Florida's fourth-largest homeowner insurer, which submitted the request to regulators Friday, is the latest in a string of requests to increase rates on homeowners policies. It joins USAA, which wants a 53.9 percent hike and Florida Farm Bureau, which seeks a 30.3 percent increase, as well other insurers seeking mammoth rate increases.
The requests have angered Gov. Charlie Crist and other state legislators. Lawmakers provided $12 billion dollars in discounted reinsurance -- insurance for insurance companies -- to insurers with the understanding they would pass savings on to consumers. The expanded fund was the centerpiece of the state legislature and the governor's homeowner insurance rate reduction plan approved last January.
Ultimately, that risk is passed on to insurance policyholders throughout Florida, who would have to pay surcharges if the fund was forced to pay claims for a major hurricane. The $28 billion fund, known as the Florida Hurricane Catastrophe Fund, has $28 billion in potential liabilities only $2 billion in assets.
All homeowner insurance companies in Florida must make filings with state insurance regulators by Monday showing their final costs of buying reinsurance. As of Friday, the majority of the state's insurers had not filed the ''true-ups,'' as they are called.
Many companies had reduced rates as of June 1 based on preliminary findings of the changes. Those cuts have averaged 12 percent, half of what state officials had predicted.
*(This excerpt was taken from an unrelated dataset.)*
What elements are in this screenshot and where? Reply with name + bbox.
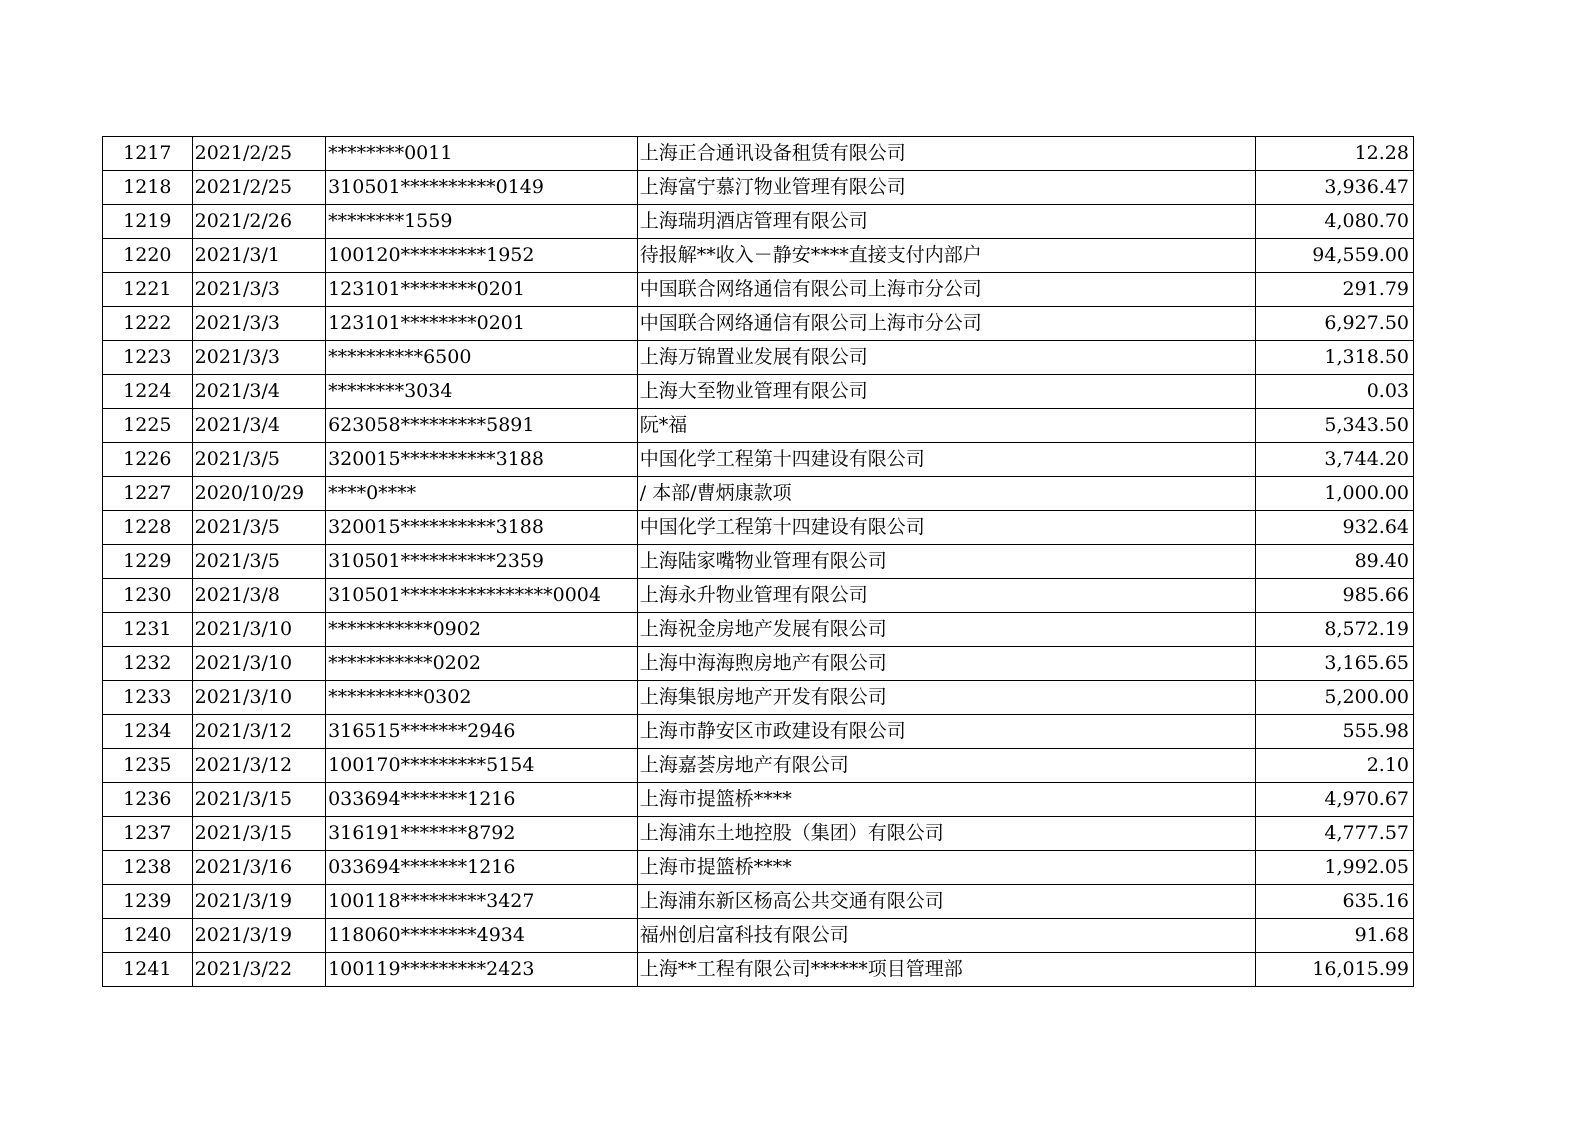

True up filings, such as the one Allstate filed Friday, threaten to wipe out even those small savings.
Allstate spokesman Adam Shores said the insurer is taking advantage of the state reinsurance fund but says the company still needs additional costly coverage from the global reinsurance marketplace to ensure it can pay claims in the event of a string of major catastrophic hurricanes.
''We want to be in a position to meet our promise for our customers,'' he said.
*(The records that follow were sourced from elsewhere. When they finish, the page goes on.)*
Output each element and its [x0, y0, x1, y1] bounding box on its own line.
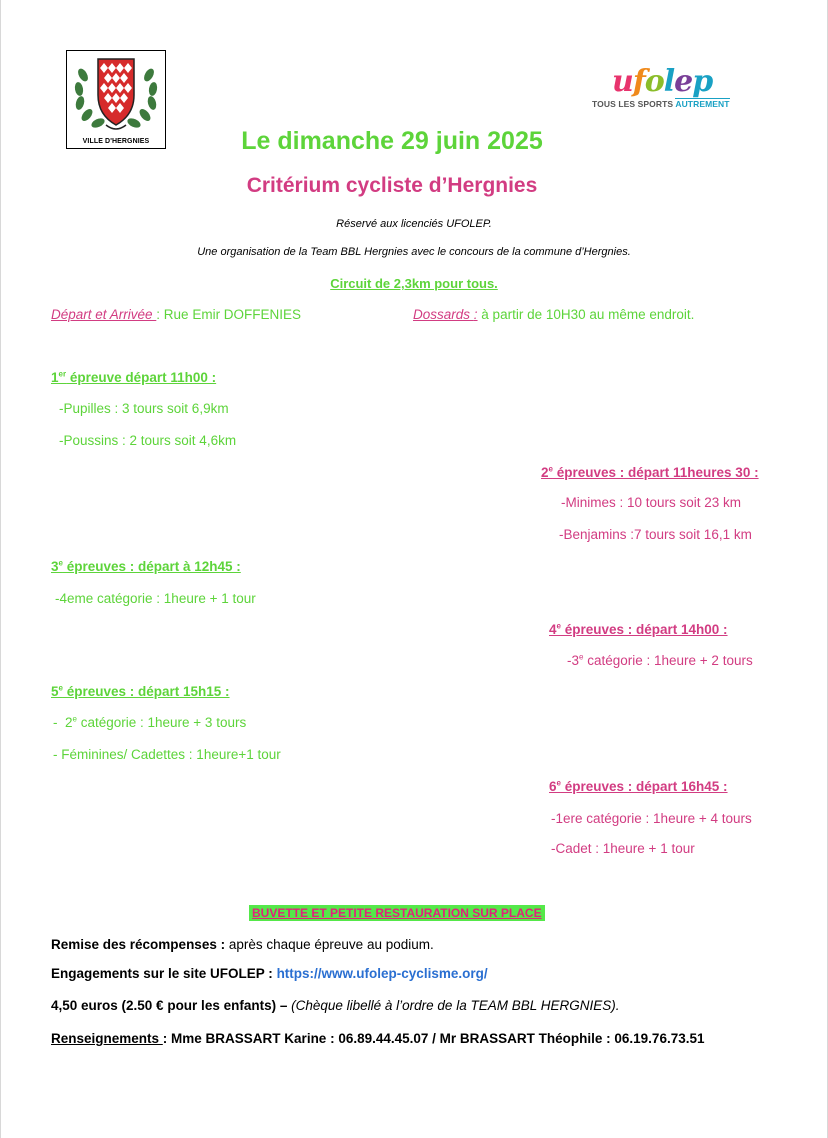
epreuve-2-item: -Minimes : 10 tours soit 23 km — [561, 495, 742, 510]
epreuve-1-item: -Poussins : 2 tours soit 4,6km — [59, 433, 237, 448]
engagements-line: Engagements sur le site UFOLEP : https://www.ufolep-cyclisme.org/ — [51, 966, 488, 981]
dossards-label: Dossards — [413, 307, 474, 322]
dossards-value: à partir de 10H30 au même endroit. — [477, 307, 695, 322]
epreuve-3-item: -4eme catégorie : 1heure + 1 tour — [55, 591, 256, 606]
ufolep-wordmark: ufolep — [612, 64, 713, 99]
ufolep-cyclisme-link[interactable]: https://www.ufolep-cyclisme.org/ — [276, 966, 488, 981]
depart-value: : Rue Emir DOFFENIES — [156, 307, 302, 322]
epreuve-3-title: 3e épreuves : départ à 12h45 : — [51, 558, 241, 574]
epreuve-2-title: 2e épreuves : départ 11heures 30 : — [541, 464, 759, 480]
event-name-title: Critérium cycliste d’Hergnies — [246, 174, 538, 197]
event-date-title: Le dimanche 29 juin 2025 — [241, 127, 543, 155]
depart-arrivee-line — [51, 307, 301, 322]
buvette-banner: BUVETTE ET PETITE RESTAURATION SUR PLACE — [249, 905, 545, 921]
depart-label: Départ et Arrivée — [51, 307, 157, 322]
dossards-line: Dossards : à partir de 10H30 au même endroit. — [413, 307, 695, 322]
epreuve-5-item: - Féminines/ Cadettes : 1heure+1 tour — [53, 747, 281, 762]
epreuve-5-item: - 2e catégorie : 1heure + 3 tours — [53, 714, 247, 730]
remise-line: Remise des récompenses : après chaque épreuve au podium. — [51, 937, 434, 952]
epreuve-1-item: -Pupilles : 3 tours soit 6,9km — [59, 401, 229, 416]
epreuve-5-title: 5e épreuves : départ 15h15 : — [51, 683, 230, 699]
page-edge-left — [0, 0, 1, 1138]
circuit-info: Circuit de 2,3km pour tous. — [330, 276, 498, 291]
epreuve-4-item: -3e catégorie : 1heure + 2 tours — [567, 652, 753, 668]
epreuve-6-item: -Cadet : 1heure + 1 tour — [551, 841, 695, 856]
epreuve-6-title: 6e épreuves : départ 16h45 : — [549, 778, 728, 794]
organisation-notice: Une organisation de la Team BBL Hergnies avec le concours de la commune d’Hergnies. — [197, 246, 631, 258]
epreuve-2-item: -Benjamins :7 tours soit 16,1 km — [559, 527, 752, 542]
epreuve-1-title: 1er épreuve départ 11h00 : — [51, 369, 217, 385]
ufolep-tagline: TOUS LES SPORTS AUTREMENT — [592, 99, 730, 109]
tarif-line: 4,50 euros (2.50 € pour les enfants) – (Chèque libellé à l’ordre de la TEAM BBL HERGNIES). — [51, 998, 620, 1013]
renseignements-line: Renseignements : Mme BRASSART Karine : 06.89.44.45.07 / Mr BRASSART Théophile : 06.19.76.73.51 — [51, 1031, 705, 1046]
coat-of-arms-icon — [71, 55, 161, 135]
ufolep-logo — [590, 64, 760, 112]
ville-logo-caption: VILLE D'HERGNIES — [82, 138, 150, 145]
epreuve-4-title: 4e épreuves : départ 14h00 : — [549, 621, 728, 637]
reserved-notice: Réservé aux licenciés UFOLEP. — [336, 218, 492, 230]
epreuve-6-item: -1ere catégorie : 1heure + 4 tours — [551, 811, 752, 826]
In its filing with the state, Allstate says it purchased $1.8 billion worth of reinsurance, which it estimated could pay claims for two 1-in-100-year hurricanes.
It was not immediately clear if Allstate had increased reinsurance purchases from last year. Shores could not provide specifics nor could insurance regulators.
The governor's special counsel, Chris Kise, attacked the proposed increase as excessive and unrealistic. ''Not since Noah has there been a castatrophe at the level Allstate is preparing for,'' he told The Miami Herald.
Florida Insurance Commissioner Kevin McCarty, like Crist, has been critical of other insurers who have filed for rate increases, charging that some of them have unnecessarily increased their purchase of reinsurance to drive rates up. McCarty was unavailable Friday.
Jonathan Kees, a spokesman for the state office of insurance regulation questioned the Allstate rate hike. He said regulators will give the filing an in-depth examination to make sure it complies with rate reductions mandated by state lawmakers.
''A 42 percent increase in rates does not appear to be in line with that objective,'' he said.
The increase cannot go into effect without the permission of the state regulators. State law requires a hearing for any increase over 15 percent.
Shores said Allstate Floridian has been under pressure from agencies that rate financial stability. Insurers have purchased additional reinsurance because of the rating agencies' views that insurers are facing increased hurricane risk. They also have questioned the viability of the state's hurricane catastrophe fund to pay claims after a catastrophic storm.
Allstate Floridian has about 300,000 policies. A smaller affiliate, Allstate Floridian Indemnity Co.is asking for 28.3 percent increase. It covers about 100,000 policies and reduced rates in June 13 percent.